Louisiana officials propose NIST‑based cybersecurity standards, reimbursement for noncompliance after incidents

Mike Poche, director of intergovernmental affairs for the Louisiana National Guard, briefed the task force on proposed legislation to (1) give the GOSEP director rulemaking authority to codify baseline cybersecurity standards in the Louisiana Administrative Code and (2) require publicly funded entities that receive ESF‑2 assistance after an incident to reimburse the state if they are found not to have complied with those standards.

Poche said the standards would be NIST‑based and consistent with OTS practices. He described the measure as designed to encourage adoption of baseline cybersecurity hygiene, not to remove ESF‑2's response role. He estimated private contractor incident cleanup costs at approximately $1 million to $3 million per incident and said ESF‑2 had responded to about 200 incidents in the state from 2019 through early 2025.

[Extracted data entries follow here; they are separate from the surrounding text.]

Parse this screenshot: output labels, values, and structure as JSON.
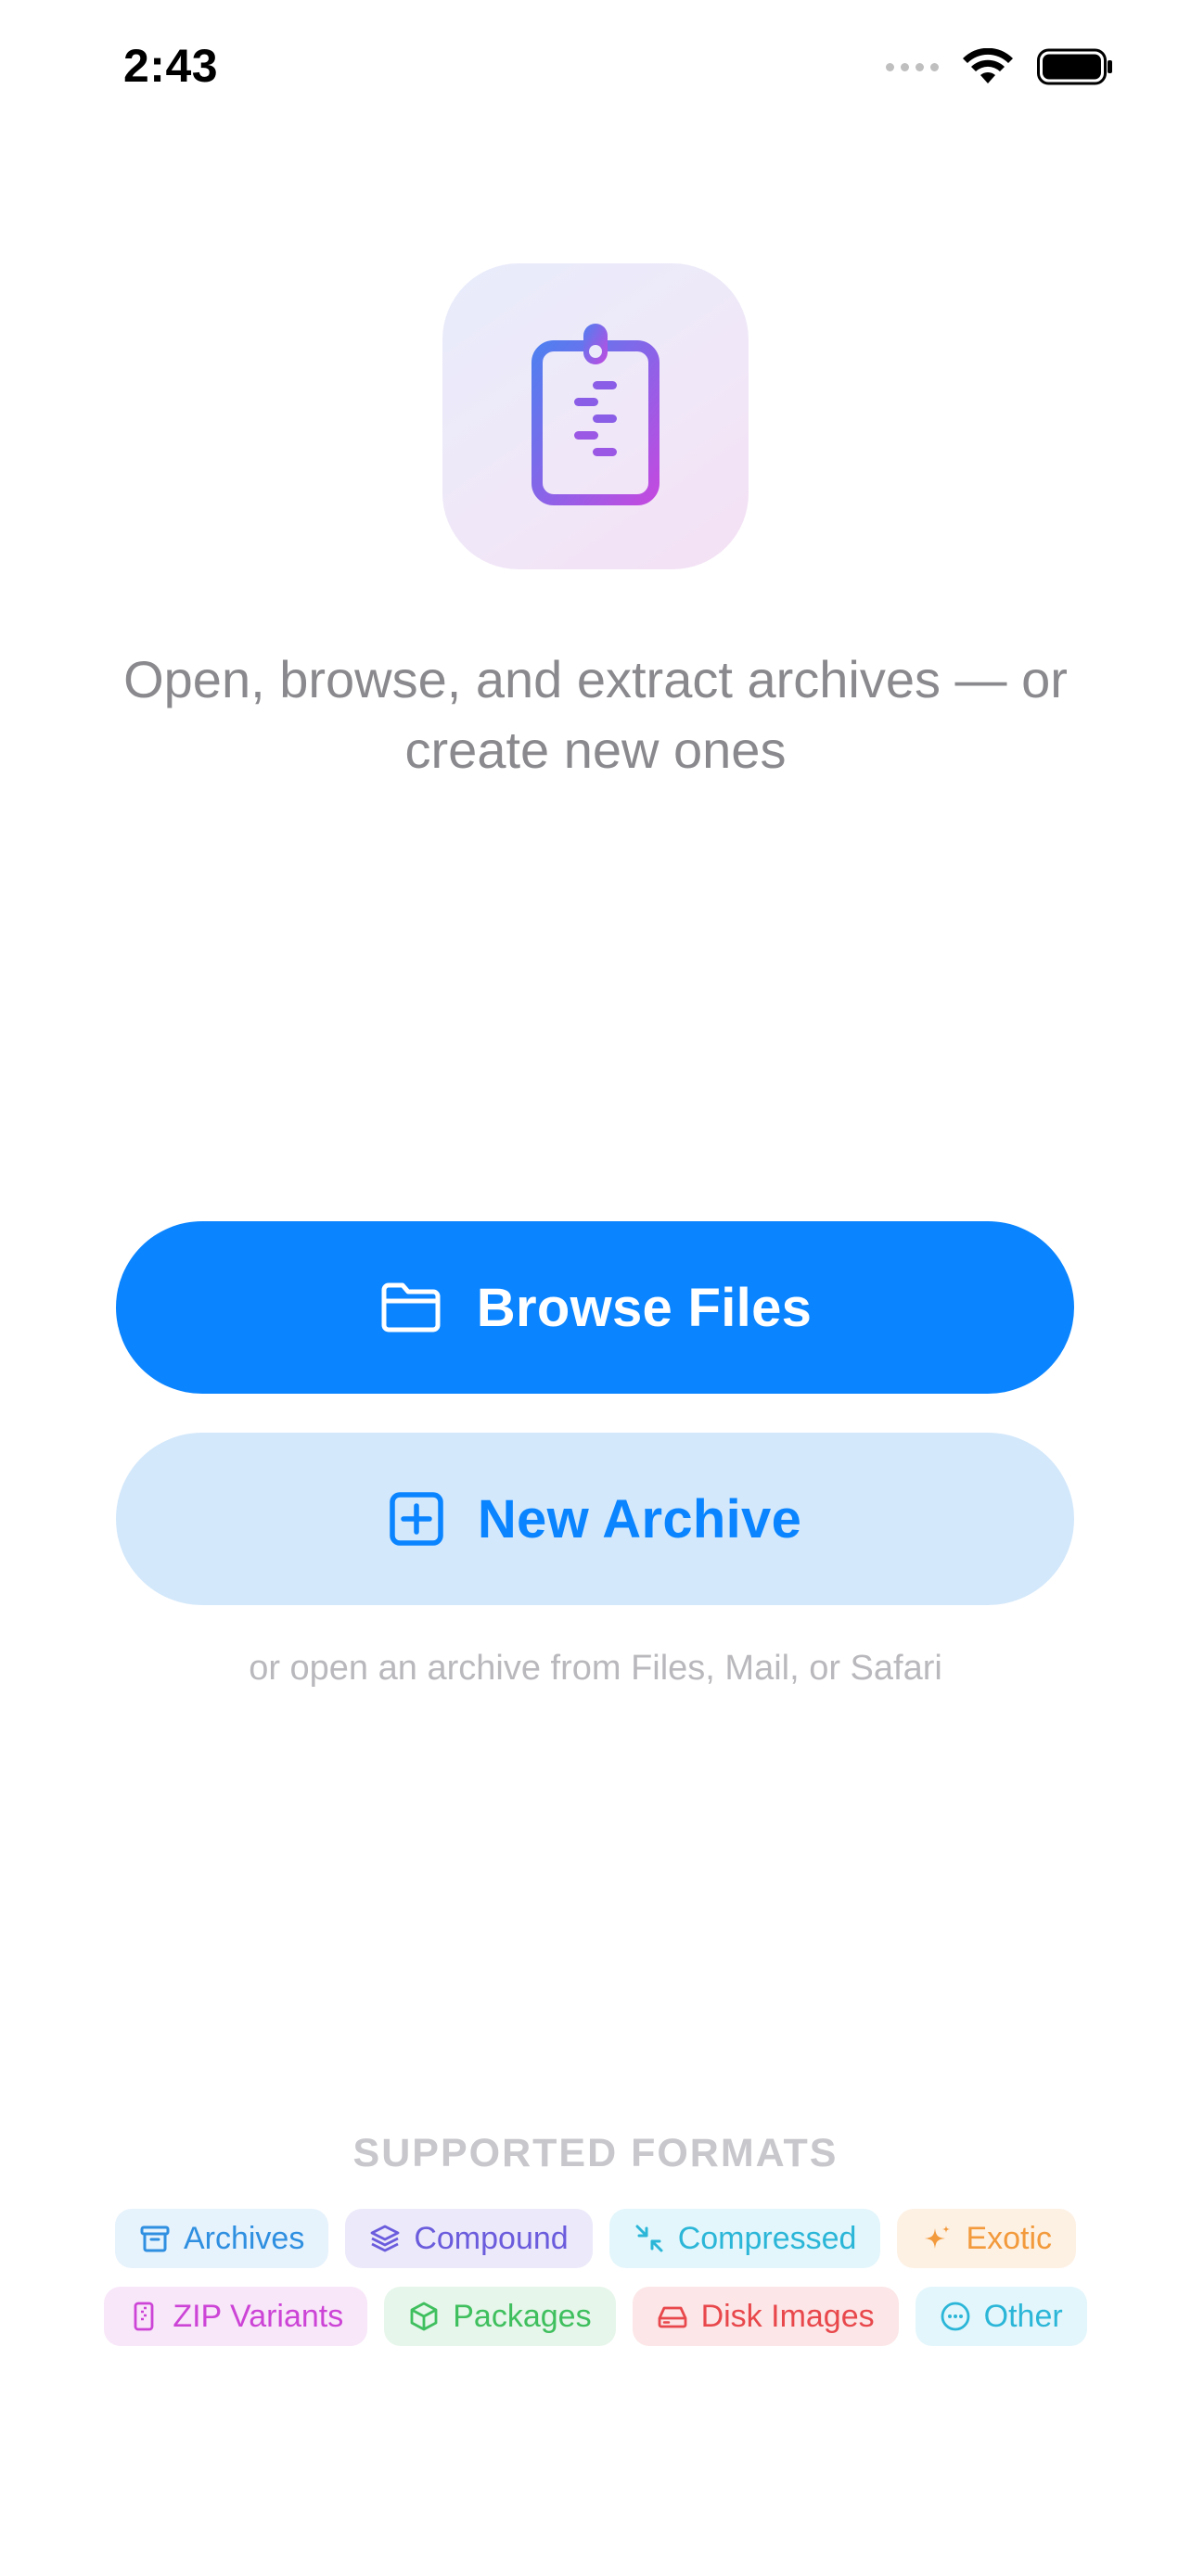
{
  "status_bar": {
    "time": "2:43"
  },
  "welcome": {
    "tagline": "Open, browse, and extract archives — or create new ones"
  },
  "actions": {
    "browse_label": "Browse Files",
    "new_archive_label": "New Archive",
    "hint": "or open an archive from Files, Mail, or Safari"
  },
  "formats": {
    "title": "SUPPORTED FORMATS",
    "row1": [
      {
        "label": "Archives",
        "icon": "archive-box-icon",
        "color": "#2f8fe0",
        "bg": "#e6f2fc"
      },
      {
        "label": "Compound",
        "icon": "layers-icon",
        "color": "#6a5cdc",
        "bg": "#ece9fa"
      },
      {
        "label": "Compressed",
        "icon": "compress-arrows-icon",
        "color": "#2bb6d8",
        "bg": "#e3f6fb"
      },
      {
        "label": "Exotic",
        "icon": "sparkle-icon",
        "color": "#f29a3c",
        "bg": "#fdf1e4"
      }
    ],
    "row2": [
      {
        "label": "ZIP Variants",
        "icon": "zip-file-icon",
        "color": "#cc44d6",
        "bg": "#f8e6f9"
      },
      {
        "label": "Packages",
        "icon": "package-icon",
        "color": "#3fbf5e",
        "bg": "#e6f6ea"
      },
      {
        "label": "Disk Images",
        "icon": "disk-drive-icon",
        "color": "#e8484c",
        "bg": "#fce6e7"
      },
      {
        "label": "Other",
        "icon": "ellipsis-circle-icon",
        "color": "#2bb6d8",
        "bg": "#e3f6fb"
      }
    ]
  },
  "colors": {
    "accent": "#0a84ff",
    "accent_light": "#d3e8fb"
  }
}
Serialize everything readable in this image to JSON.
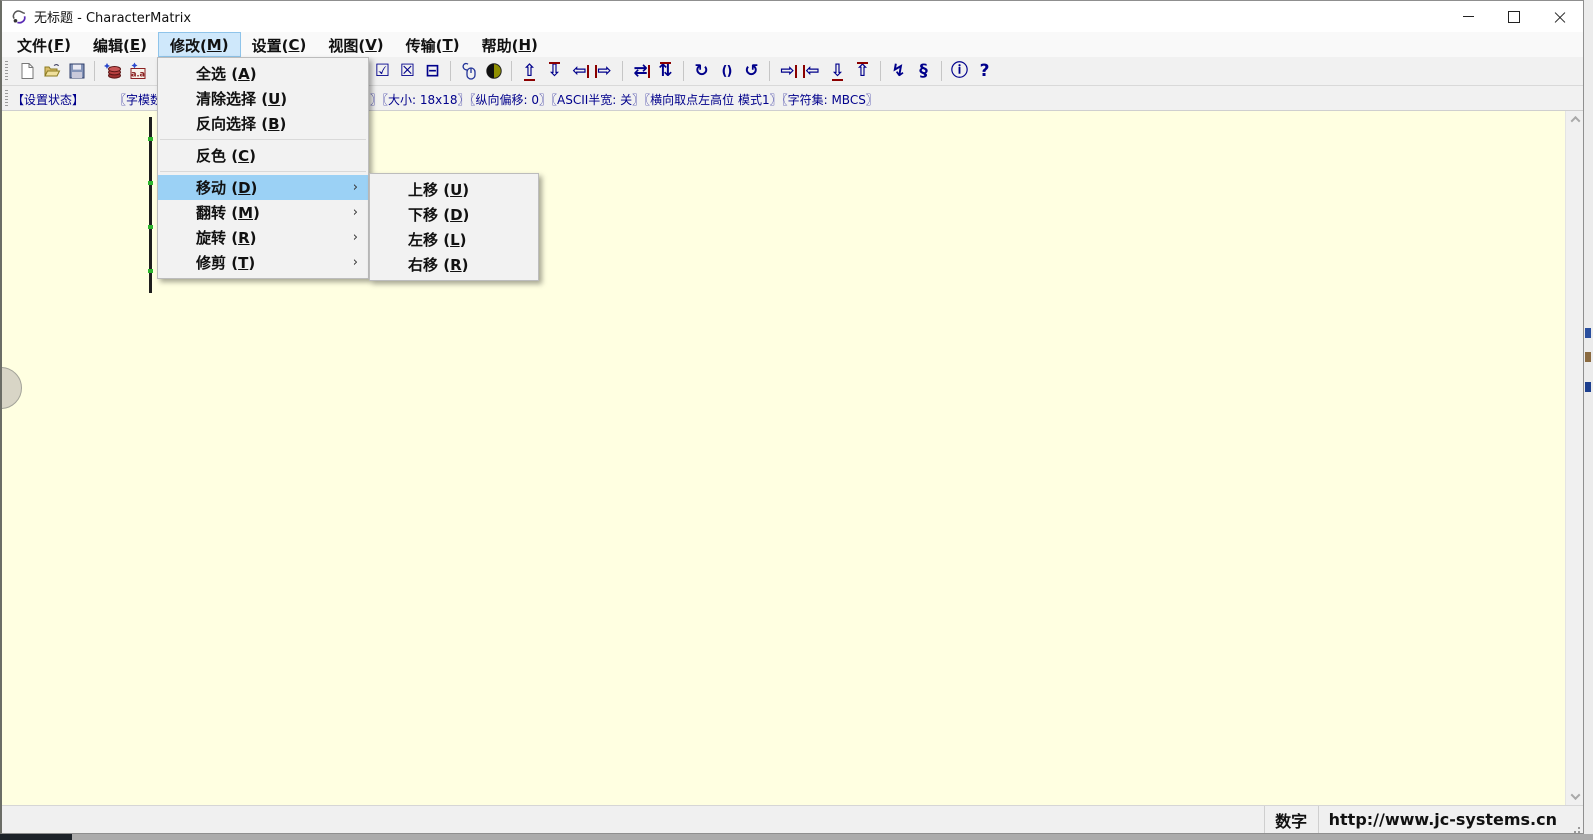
{
  "window": {
    "title": "无标题 - CharacterMatrix",
    "app_icon": "character-matrix-app-icon",
    "controls": [
      "minimize-icon",
      "maximize-icon",
      "close-icon"
    ]
  },
  "menubar": {
    "items": [
      {
        "label": "文件(F)",
        "active": false
      },
      {
        "label": "编辑(E)",
        "active": false
      },
      {
        "label": "修改(M)",
        "active": true
      },
      {
        "label": "设置(C)",
        "active": false
      },
      {
        "label": "视图(V)",
        "active": false
      },
      {
        "label": "传输(T)",
        "active": false
      },
      {
        "label": "帮助(H)",
        "active": false
      }
    ]
  },
  "toolbar": {
    "left_groups": [
      {
        "items": [
          {
            "name": "new-file-icon",
            "svg": "new"
          },
          {
            "name": "open-file-icon",
            "svg": "open"
          },
          {
            "name": "save-file-icon",
            "svg": "save"
          }
        ]
      },
      {
        "items": [
          {
            "name": "new-charset-icon",
            "svg": "stack"
          },
          {
            "name": "add-char-icon",
            "svg": "achar"
          },
          {
            "name": "add-plus-icon",
            "glyph": "+",
            "color": "#00a400"
          }
        ]
      }
    ],
    "right_groups": [
      {
        "items": [
          {
            "name": "select-all-icon",
            "glyph": "☑"
          },
          {
            "name": "clear-selection-icon",
            "glyph": "☒"
          },
          {
            "name": "invert-selection-icon",
            "glyph": "⊟"
          }
        ]
      },
      {
        "items": [
          {
            "name": "mouse-pick-icon",
            "svg": "mouse"
          },
          {
            "name": "invert-color-icon",
            "svg": "invert"
          }
        ]
      },
      {
        "items": [
          {
            "name": "move-up-icon",
            "glyph": "⇧",
            "accent": "bottom"
          },
          {
            "name": "move-down-icon",
            "glyph": "⇩",
            "accent": "top"
          },
          {
            "name": "move-left-icon",
            "glyph": "⇦",
            "accent": "right"
          },
          {
            "name": "move-right-icon",
            "glyph": "⇨",
            "accent": "left"
          }
        ]
      },
      {
        "items": [
          {
            "name": "flip-horizontal-icon",
            "glyph": "⇄",
            "accent": "right"
          },
          {
            "name": "flip-vertical-icon",
            "glyph": "⇅",
            "accent": "top"
          }
        ]
      },
      {
        "items": [
          {
            "name": "rotate-cw-icon",
            "glyph": "↻"
          },
          {
            "name": "rotate-180-icon",
            "glyph": "()",
            "small": true
          },
          {
            "name": "rotate-ccw-icon",
            "glyph": "↺"
          }
        ]
      },
      {
        "items": [
          {
            "name": "trim-right-icon",
            "glyph": "⇨",
            "accent": "right"
          },
          {
            "name": "trim-left-icon",
            "glyph": "⇦",
            "accent": "left"
          },
          {
            "name": "trim-bottom-icon",
            "glyph": "⇩",
            "accent": "bottom"
          },
          {
            "name": "trim-top-icon",
            "glyph": "⇧",
            "accent": "top"
          }
        ]
      },
      {
        "items": [
          {
            "name": "transmit-icon",
            "glyph": "↯"
          },
          {
            "name": "serial-icon",
            "glyph": "§"
          }
        ]
      },
      {
        "items": [
          {
            "name": "about-icon",
            "glyph": "ⓘ"
          },
          {
            "name": "help-icon",
            "glyph": "?"
          }
        ]
      }
    ]
  },
  "infobar": {
    "status_label": "【设置状态】",
    "partial_segment": "〖字模数",
    "segments": "〗〖大小: 18x18〗〖纵向偏移: 0〗〖ASCII半宽: 关〗〖横向取点左高位 模式1〗〖字符集: MBCS〗"
  },
  "modify_menu": {
    "items": [
      {
        "label": "全选 (A)",
        "submenu": false,
        "highlighted": false,
        "separator_after": false
      },
      {
        "label": "清除选择 (U)",
        "submenu": false,
        "highlighted": false,
        "separator_after": false
      },
      {
        "label": "反向选择 (B)",
        "submenu": false,
        "highlighted": false,
        "separator_after": true
      },
      {
        "label": "反色 (C)",
        "submenu": false,
        "highlighted": false,
        "separator_after": true
      },
      {
        "label": "移动 (D)",
        "submenu": true,
        "highlighted": true,
        "separator_after": false
      },
      {
        "label": "翻转 (M)",
        "submenu": true,
        "highlighted": false,
        "separator_after": false
      },
      {
        "label": "旋转 (R)",
        "submenu": true,
        "highlighted": false,
        "separator_after": false
      },
      {
        "label": "修剪 (T)",
        "submenu": true,
        "highlighted": false,
        "separator_after": false
      }
    ],
    "submenu_arrow": "›"
  },
  "move_submenu": {
    "items": [
      {
        "label": "上移 (U)"
      },
      {
        "label": "下移 (D)"
      },
      {
        "label": "左移 (L)"
      },
      {
        "label": "右移 (R)"
      }
    ]
  },
  "statusbar": {
    "field_digit": "数字",
    "field_url": "http://www.jc-systems.cn"
  },
  "colors": {
    "canvas_bg": "#ffffe1",
    "menu_highlight": "#9bd1f5",
    "menubar_highlight": "#cfe8fb",
    "icon_navy": "#00008b",
    "icon_darkred": "#8b0000"
  }
}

ESF‑2 cybersecurity director Steven Durell said on‑site evaluations take roughly four to six weeks to schedule. Legislators asked practical implementation questions—how small entities would pay, whether there would be a future effective date to allow ramping up, and how the National Guard cyber protection team fits in. Poche and Durell described existing support (multi‑agency ESF‑2 teams, OTS, Louisiana State Police and National Guard assistance) and emphasized that the bill seeks published standards and post‑incident reimbursement only when noncompliance is identified.

Members said they want to ensure small water districts and other local entities can meet standards without undue cost and asked staff to map implementation timelines and enforcement options. No vote was taken at the hearing.